I tu padają przykłady: nadmiar biurokracji, stres i obciążenie psychiczne.
- Szczególnie jeżeli leczymy pacjentów dłuższy czas, spotykamy się z nimi dłuższy czas i w końcu dochodzimy do pewnego momentu, że nie mamy możliwości kontynuacji terapii - wskazuje Michał Siwik.
Prognozy na najbliższe lata
Onkologia to specjalizacja, która jest wymagająca, ale też dużo oferuje i dynamicznie się rozwija - mówią lekarze. Ministerstwo Zdrowia zachęca, proponując 150 milionów złotych na stypendia dla studentów medycyny wybranych kierunków. Szacuje jednocześnie, że w najbliższych latach liczba specjalistów onkologii klinicznej powinna wzrosnąć o 30-40 procent.

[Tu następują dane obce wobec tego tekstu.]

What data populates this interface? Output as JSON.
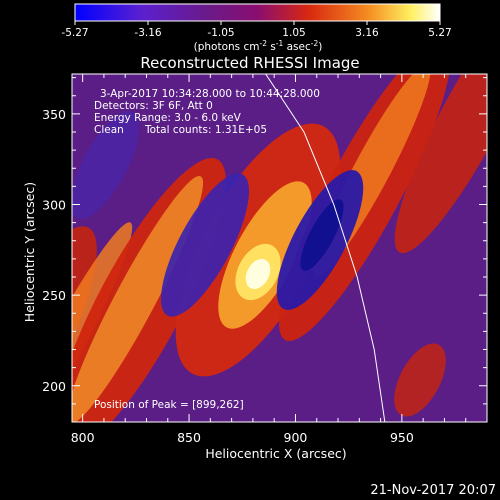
{
  "chart_data": {
    "type": "heatmap",
    "title": "Reconstructed RHESSI Image",
    "xlabel": "Heliocentric X (arcsec)",
    "ylabel": "Heliocentric Y (arcsec)",
    "xlim": [
      795,
      990
    ],
    "ylim": [
      180,
      372
    ],
    "x_ticks": [
      800,
      850,
      900,
      950
    ],
    "y_ticks": [
      200,
      250,
      300,
      350
    ],
    "colorbar": {
      "min": -5.27,
      "max": 5.27,
      "ticks": [
        "-5.27",
        "-3.16",
        "-1.05",
        "1.05",
        "3.16",
        "5.27"
      ],
      "unit_main": "(photons cm",
      "unit_exp1": "-2",
      "unit_mid1": " s",
      "unit_exp2": "-1",
      "unit_mid2": " asec",
      "unit_exp3": "-2",
      "unit_end": ")",
      "colors": [
        "#0000ff",
        "#6020c8",
        "#5a1a8a",
        "#801070",
        "#d02010",
        "#f08020",
        "#ffff80",
        "#ffffff"
      ]
    },
    "annotations": {
      "time_range": "3-Apr-2017 10:34:28.000 to 10:44:28.000",
      "detectors": "Detectors: 3F 6F, Att 0",
      "energy": "Energy Range: 3.0 - 6.0 keV",
      "method": "Clean",
      "counts": "Total counts: 1.31E+05",
      "peak": "Position of Peak = [899,262]"
    },
    "peak": {
      "x": 899,
      "y": 262,
      "value": 5.27
    },
    "solar_limb": [
      {
        "x": 886,
        "y": 372
      },
      {
        "x": 904,
        "y": 340
      },
      {
        "x": 918,
        "y": 300
      },
      {
        "x": 929,
        "y": 260
      },
      {
        "x": 937,
        "y": 220
      },
      {
        "x": 942,
        "y": 180
      }
    ],
    "timestamp": "21-Nov-2017 20:07"
  }
}
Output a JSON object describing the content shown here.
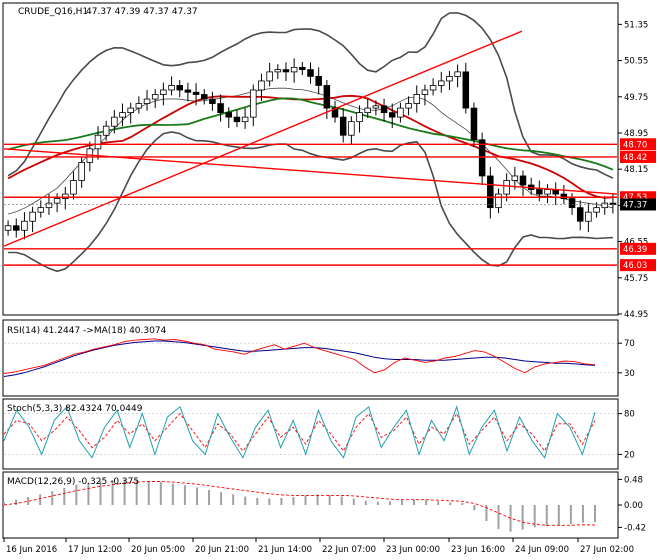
{
  "window": {
    "symbol": "CRUDE_Q16,H1",
    "ohlc": "47.37 47.39 47.37 47.37"
  },
  "colors": {
    "bull": "#000000",
    "bear": "#000000",
    "bands": "#4a4a4a",
    "ma_red": "#cc0000",
    "ma_green": "#1a7a1a",
    "level": "#ff0000",
    "rsi_main": "#ff0000",
    "rsi_ma": "#00008b",
    "stoch_main": "#20a0b0",
    "stoch_signal": "#ff0000",
    "macd_hist": "#a0a0a0",
    "macd_signal": "#ff0000"
  },
  "chart_data": [
    {
      "type": "candlestick",
      "ylim": [
        44.95,
        51.8
      ],
      "y_ticks": [
        "51.35",
        "50.55",
        "49.75",
        "48.95",
        "48.15",
        "47.35",
        "46.55",
        "45.75",
        "44.95"
      ],
      "x_ticks": [
        "16 Jun 2016",
        "17 Jun 12:00",
        "20 Jun 05:00",
        "20 Jun 21:00",
        "21 Jun 14:00",
        "22 Jun 07:00",
        "23 Jun 00:00",
        "23 Jun 16:00",
        "24 Jun 09:00",
        "27 Jun 02:00"
      ],
      "levels": [
        {
          "value": 48.7,
          "label": "48.70"
        },
        {
          "value": 48.42,
          "label": "48.42"
        },
        {
          "value": 47.53,
          "label": "47.53"
        },
        {
          "value": 46.39,
          "label": "46.39"
        },
        {
          "value": 46.03,
          "label": "46.03"
        }
      ],
      "current": {
        "value": 47.37,
        "label": "47.37"
      },
      "trendlines": [
        {
          "x1": 0,
          "y1": 46.45,
          "x2": 0.845,
          "y2": 51.2
        },
        {
          "x1": 0,
          "y1": 48.6,
          "x2": 1,
          "y2": 47.6
        }
      ],
      "close_path": [
        46.9,
        46.8,
        47.0,
        47.2,
        47.3,
        47.4,
        47.5,
        47.6,
        47.9,
        48.3,
        48.6,
        48.9,
        49.1,
        49.3,
        49.4,
        49.5,
        49.6,
        49.7,
        49.8,
        49.9,
        50.0,
        49.9,
        49.85,
        49.8,
        49.7,
        49.6,
        49.4,
        49.3,
        49.2,
        49.3,
        49.9,
        50.1,
        50.3,
        50.35,
        50.3,
        50.4,
        50.35,
        50.2,
        50.0,
        49.5,
        49.3,
        48.9,
        49.2,
        49.4,
        49.5,
        49.55,
        49.4,
        49.3,
        49.5,
        49.6,
        49.8,
        49.9,
        50.0,
        50.1,
        50.2,
        50.3,
        49.5,
        48.8,
        48.0,
        47.3,
        47.6,
        47.9,
        48.0,
        47.8,
        47.7,
        47.6,
        47.7,
        47.6,
        47.5,
        47.3,
        47.0,
        47.2,
        47.3,
        47.4,
        47.37
      ]
    },
    {
      "type": "line",
      "title": "RSI(14) 41.2447  ->MA(18) 40.3074",
      "y_ticks": [
        "70",
        "30"
      ],
      "ylim": [
        0,
        100
      ],
      "series": [
        {
          "name": "RSI",
          "values": [
            29,
            31,
            34,
            37,
            40,
            45,
            50,
            55,
            58,
            62,
            65,
            68,
            72,
            74,
            75,
            76,
            74,
            75,
            73,
            70,
            68,
            62,
            60,
            58,
            55,
            60,
            64,
            68,
            62,
            66,
            70,
            64,
            60,
            56,
            52,
            48,
            38,
            30,
            34,
            44,
            50,
            47,
            44,
            46,
            50,
            52,
            56,
            60,
            58,
            52,
            44,
            36,
            30,
            38,
            42,
            44,
            46,
            45,
            42,
            41
          ]
        },
        {
          "name": "MA",
          "values": [
            25,
            27,
            30,
            34,
            38,
            43,
            48,
            53,
            57,
            61,
            64,
            67,
            69,
            71,
            72,
            73,
            73,
            72,
            71,
            69,
            67,
            65,
            63,
            61,
            59,
            59,
            60,
            61,
            62,
            63,
            64,
            64,
            63,
            61,
            59,
            57,
            54,
            51,
            49,
            48,
            48,
            48,
            47,
            47,
            47,
            48,
            49,
            50,
            51,
            51,
            50,
            48,
            46,
            45,
            44,
            43,
            43,
            42,
            41,
            40
          ]
        }
      ]
    },
    {
      "type": "line",
      "title": "Stoch(5,3,3) 82.4324 70.0449",
      "y_ticks": [
        "80",
        "20"
      ],
      "ylim": [
        0,
        100
      ],
      "series": [
        {
          "name": "main",
          "values": [
            40,
            85,
            60,
            20,
            70,
            90,
            40,
            15,
            60,
            85,
            30,
            80,
            20,
            75,
            90,
            40,
            20,
            80,
            45,
            15,
            60,
            85,
            30,
            70,
            20,
            85,
            40,
            15,
            75,
            90,
            30,
            60,
            85,
            20,
            70,
            40,
            90,
            20,
            60,
            85,
            25,
            75,
            40,
            15,
            80,
            60,
            20,
            82
          ]
        },
        {
          "name": "signal",
          "values": [
            50,
            70,
            65,
            40,
            55,
            75,
            55,
            30,
            45,
            70,
            50,
            65,
            40,
            60,
            80,
            55,
            30,
            65,
            50,
            25,
            50,
            75,
            45,
            60,
            35,
            70,
            50,
            25,
            60,
            80,
            45,
            55,
            75,
            35,
            60,
            50,
            80,
            35,
            55,
            75,
            40,
            65,
            50,
            25,
            65,
            65,
            35,
            70
          ]
        }
      ]
    },
    {
      "type": "bar",
      "title": "MACD(12,26,9) -0.325 -0.375",
      "y_ticks": [
        "0.48",
        "0.00",
        "-0.42"
      ],
      "ylim": [
        -0.6,
        0.6
      ],
      "series": [
        {
          "name": "histogram",
          "values": [
            0.05,
            0.1,
            0.15,
            0.2,
            0.26,
            0.32,
            0.38,
            0.42,
            0.45,
            0.47,
            0.48,
            0.47,
            0.45,
            0.43,
            0.4,
            0.37,
            0.33,
            0.28,
            0.24,
            0.2,
            0.16,
            0.13,
            0.12,
            0.13,
            0.15,
            0.18,
            0.2,
            0.19,
            0.16,
            0.12,
            0.08,
            0.06,
            0.07,
            0.09,
            0.1,
            0.09,
            0.07,
            0.05,
            0.04,
            -0.1,
            -0.3,
            -0.45,
            -0.5,
            -0.46,
            -0.42,
            -0.4,
            -0.38,
            -0.36,
            -0.33,
            -0.32
          ]
        },
        {
          "name": "signal",
          "values": [
            0.0,
            0.03,
            0.07,
            0.12,
            0.17,
            0.22,
            0.27,
            0.31,
            0.35,
            0.38,
            0.41,
            0.43,
            0.44,
            0.44,
            0.43,
            0.41,
            0.39,
            0.36,
            0.33,
            0.3,
            0.27,
            0.24,
            0.21,
            0.19,
            0.18,
            0.18,
            0.18,
            0.18,
            0.18,
            0.17,
            0.15,
            0.13,
            0.11,
            0.1,
            0.1,
            0.1,
            0.09,
            0.08,
            0.07,
            0.03,
            -0.05,
            -0.15,
            -0.25,
            -0.32,
            -0.36,
            -0.38,
            -0.38,
            -0.38,
            -0.37,
            -0.375
          ]
        }
      ]
    }
  ]
}
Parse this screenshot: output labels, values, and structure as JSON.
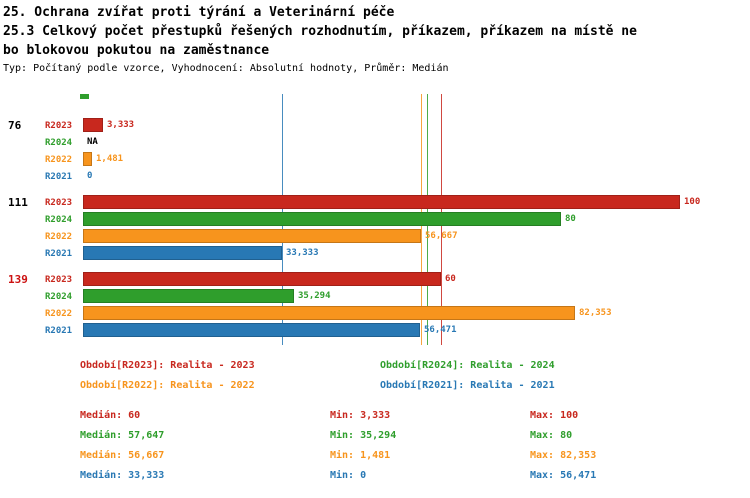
{
  "header": {
    "title_line1": "25. Ochrana zvířat proti týrání a Veterinární péče",
    "title_line2": "25.3 Celkový počet přestupků řešených rozhodnutím, příkazem, příkazem na místě ne",
    "title_line3": "bo blokovou pokutou na zaměstnance",
    "subtitle": "Typ: Počítaný podle vzorce, Vyhodnocení: Absolutní hodnoty, Průměr: Medián"
  },
  "colors": {
    "R2023": "#c8281e",
    "R2024": "#2f9e2c",
    "R2022": "#f7941d",
    "R2021": "#2878b4",
    "group_label_default": "#000000",
    "group_label_highlight": "#cc1111",
    "na_label": "#000000"
  },
  "chart_data": {
    "type": "bar",
    "orientation": "horizontal",
    "xlim": [
      0,
      100
    ],
    "grid": false,
    "categories": [
      "76",
      "111",
      "139"
    ],
    "series_order": [
      "R2023",
      "R2024",
      "R2022",
      "R2021"
    ],
    "groups": [
      {
        "label": "76",
        "highlight": false,
        "bars": [
          {
            "series": "R2023",
            "value": 3.333,
            "value_label": "3,333"
          },
          {
            "series": "R2024",
            "value": null,
            "value_label": "NA"
          },
          {
            "series": "R2022",
            "value": 1.481,
            "value_label": "1,481"
          },
          {
            "series": "R2021",
            "value": 0,
            "value_label": "0"
          }
        ]
      },
      {
        "label": "111",
        "highlight": false,
        "bars": [
          {
            "series": "R2023",
            "value": 100,
            "value_label": "100"
          },
          {
            "series": "R2024",
            "value": 80,
            "value_label": "80"
          },
          {
            "series": "R2022",
            "value": 56.667,
            "value_label": "56,667"
          },
          {
            "series": "R2021",
            "value": 33.333,
            "value_label": "33,333"
          }
        ]
      },
      {
        "label": "139",
        "highlight": true,
        "bars": [
          {
            "series": "R2023",
            "value": 60,
            "value_label": "60"
          },
          {
            "series": "R2024",
            "value": 35.294,
            "value_label": "35,294"
          },
          {
            "series": "R2022",
            "value": 82.353,
            "value_label": "82,353"
          },
          {
            "series": "R2021",
            "value": 56.471,
            "value_label": "56,471"
          }
        ]
      }
    ],
    "median_lines": [
      {
        "series": "R2023",
        "value": 60
      },
      {
        "series": "R2024",
        "value": 57.647
      },
      {
        "series": "R2022",
        "value": 56.667
      },
      {
        "series": "R2021",
        "value": 33.333
      }
    ]
  },
  "legend": [
    {
      "series": "R2023",
      "label": "Období[R2023]: Realita - 2023"
    },
    {
      "series": "R2024",
      "label": "Období[R2024]: Realita - 2024"
    },
    {
      "series": "R2022",
      "label": "Období[R2022]: Realita - 2022"
    },
    {
      "series": "R2021",
      "label": "Období[R2021]: Realita - 2021"
    }
  ],
  "stats": [
    {
      "series": "R2023",
      "median": "Medián: 60",
      "min": "Min: 3,333",
      "max": "Max: 100"
    },
    {
      "series": "R2024",
      "median": "Medián: 57,647",
      "min": "Min: 35,294",
      "max": "Max: 80"
    },
    {
      "series": "R2022",
      "median": "Medián: 56,667",
      "min": "Min: 1,481",
      "max": "Max: 82,353"
    },
    {
      "series": "R2021",
      "median": "Medián: 33,333",
      "min": "Min: 0",
      "max": "Max: 56,471"
    }
  ]
}
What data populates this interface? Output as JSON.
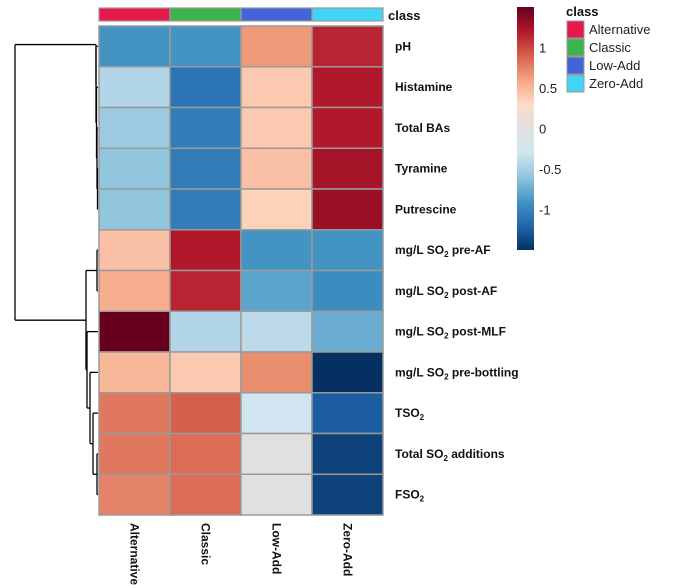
{
  "chart_data": {
    "type": "heatmap",
    "title": "",
    "columns": [
      "Alternative",
      "Classic",
      "Low-Add",
      "Zero-Add"
    ],
    "rows": [
      {
        "label": "pH",
        "label_parts": [
          {
            "t": "pH"
          }
        ],
        "values": [
          -0.9,
          -0.9,
          0.65,
          1.15
        ]
      },
      {
        "label": "Histamine",
        "label_parts": [
          {
            "t": "Histamine"
          }
        ],
        "values": [
          -0.45,
          -1.1,
          0.4,
          1.2
        ]
      },
      {
        "label": "Total BAs",
        "label_parts": [
          {
            "t": "Total BAs"
          }
        ],
        "values": [
          -0.55,
          -1.05,
          0.4,
          1.2
        ]
      },
      {
        "label": "Tyramine",
        "label_parts": [
          {
            "t": "Tyramine"
          }
        ],
        "values": [
          -0.6,
          -1.05,
          0.45,
          1.25
        ]
      },
      {
        "label": "Putrescine",
        "label_parts": [
          {
            "t": "Putrescine"
          }
        ],
        "values": [
          -0.6,
          -1.05,
          0.35,
          1.3
        ]
      },
      {
        "label": "mg/L SO2 pre-AF",
        "label_parts": [
          {
            "t": "mg/L SO"
          },
          {
            "t": "2",
            "sub": true
          },
          {
            "t": " pre-AF"
          }
        ],
        "values": [
          0.45,
          1.2,
          -0.9,
          -0.9
        ]
      },
      {
        "label": "mg/L SO2 post-AF",
        "label_parts": [
          {
            "t": "mg/L SO"
          },
          {
            "t": "2",
            "sub": true
          },
          {
            "t": " post-AF"
          }
        ],
        "values": [
          0.55,
          1.15,
          -0.8,
          -0.95
        ]
      },
      {
        "label": "mg/L SO2 post-MLF",
        "label_parts": [
          {
            "t": "mg/L SO"
          },
          {
            "t": "2",
            "sub": true
          },
          {
            "t": " post-MLF"
          }
        ],
        "values": [
          1.5,
          -0.45,
          -0.4,
          -0.75
        ]
      },
      {
        "label": "mg/L SO2 pre-bottling",
        "label_parts": [
          {
            "t": "mg/L SO"
          },
          {
            "t": "2",
            "sub": true
          },
          {
            "t": " pre-bottling"
          }
        ],
        "values": [
          0.5,
          0.4,
          0.7,
          -1.5
        ]
      },
      {
        "label": "TSO2",
        "label_parts": [
          {
            "t": "TSO"
          },
          {
            "t": "2",
            "sub": true
          }
        ],
        "values": [
          0.8,
          0.9,
          -0.3,
          -1.25
        ]
      },
      {
        "label": "Total SO2 additions",
        "label_parts": [
          {
            "t": "Total SO"
          },
          {
            "t": "2",
            "sub": true
          },
          {
            "t": " additions"
          }
        ],
        "values": [
          0.8,
          0.85,
          0.0,
          -1.4
        ]
      },
      {
        "label": "FSO2",
        "label_parts": [
          {
            "t": "FSO"
          },
          {
            "t": "2",
            "sub": true
          }
        ],
        "values": [
          0.75,
          0.85,
          0.0,
          -1.4
        ]
      }
    ],
    "annotation": {
      "name": "class",
      "levels": [
        {
          "label": "Alternative",
          "color": "#E6194B"
        },
        {
          "label": "Classic",
          "color": "#3CB44B"
        },
        {
          "label": "Low-Add",
          "color": "#4363D8"
        },
        {
          "label": "Zero-Add",
          "color": "#42D4F4"
        }
      ]
    },
    "color_scale": {
      "name": "RdBu (reversed)",
      "range": [
        -1.5,
        1.5
      ],
      "ticks": [
        1,
        0.5,
        0,
        -0.5,
        -1
      ],
      "tick_labels": [
        "1",
        "0.5",
        "0",
        "-0.5",
        "-1"
      ],
      "stops": [
        "#053061",
        "#2166AC",
        "#4393C3",
        "#92C5DE",
        "#D1E5F0",
        "#E0E0E0",
        "#FDDBC7",
        "#F4A582",
        "#D6604D",
        "#B2182B",
        "#67001F"
      ]
    },
    "row_dendrogram": {
      "comment": "hierarchical clustering of rows (leaf indices refer to rows array)",
      "tree": [
        [
          0,
          [
            [
              1,
              [
                2,
                [
                  3,
                  4
                ]
              ]
            ]
          ]
        ],
        [
          [
            5,
            6
          ],
          [
            7,
            [
              8,
              [
                9,
                [
                  10,
                  11
                ]
              ]
            ]
          ]
        ]
      ]
    },
    "legend": {
      "title": "class",
      "placement": "top-right"
    }
  }
}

Żeby lekarzy było jeszcze więcej i nigdy ich nie zabrakło, powstało Onkoforum, gdzie studenci razem z lekarzami Narodowego Instytutu Onkologii promują tę dziedzinę.
- Jeżeli nie będziemy rozmawiać z tymi młodymi ludźmi, to nie będziemy w stanie pokonać tej bariery - przekonuje doktor Beata Jagielska.
WHO szacuje, że do 2050 roku liczba nowych przypadków nowotworów na świecie wzrośnie o 77 procent.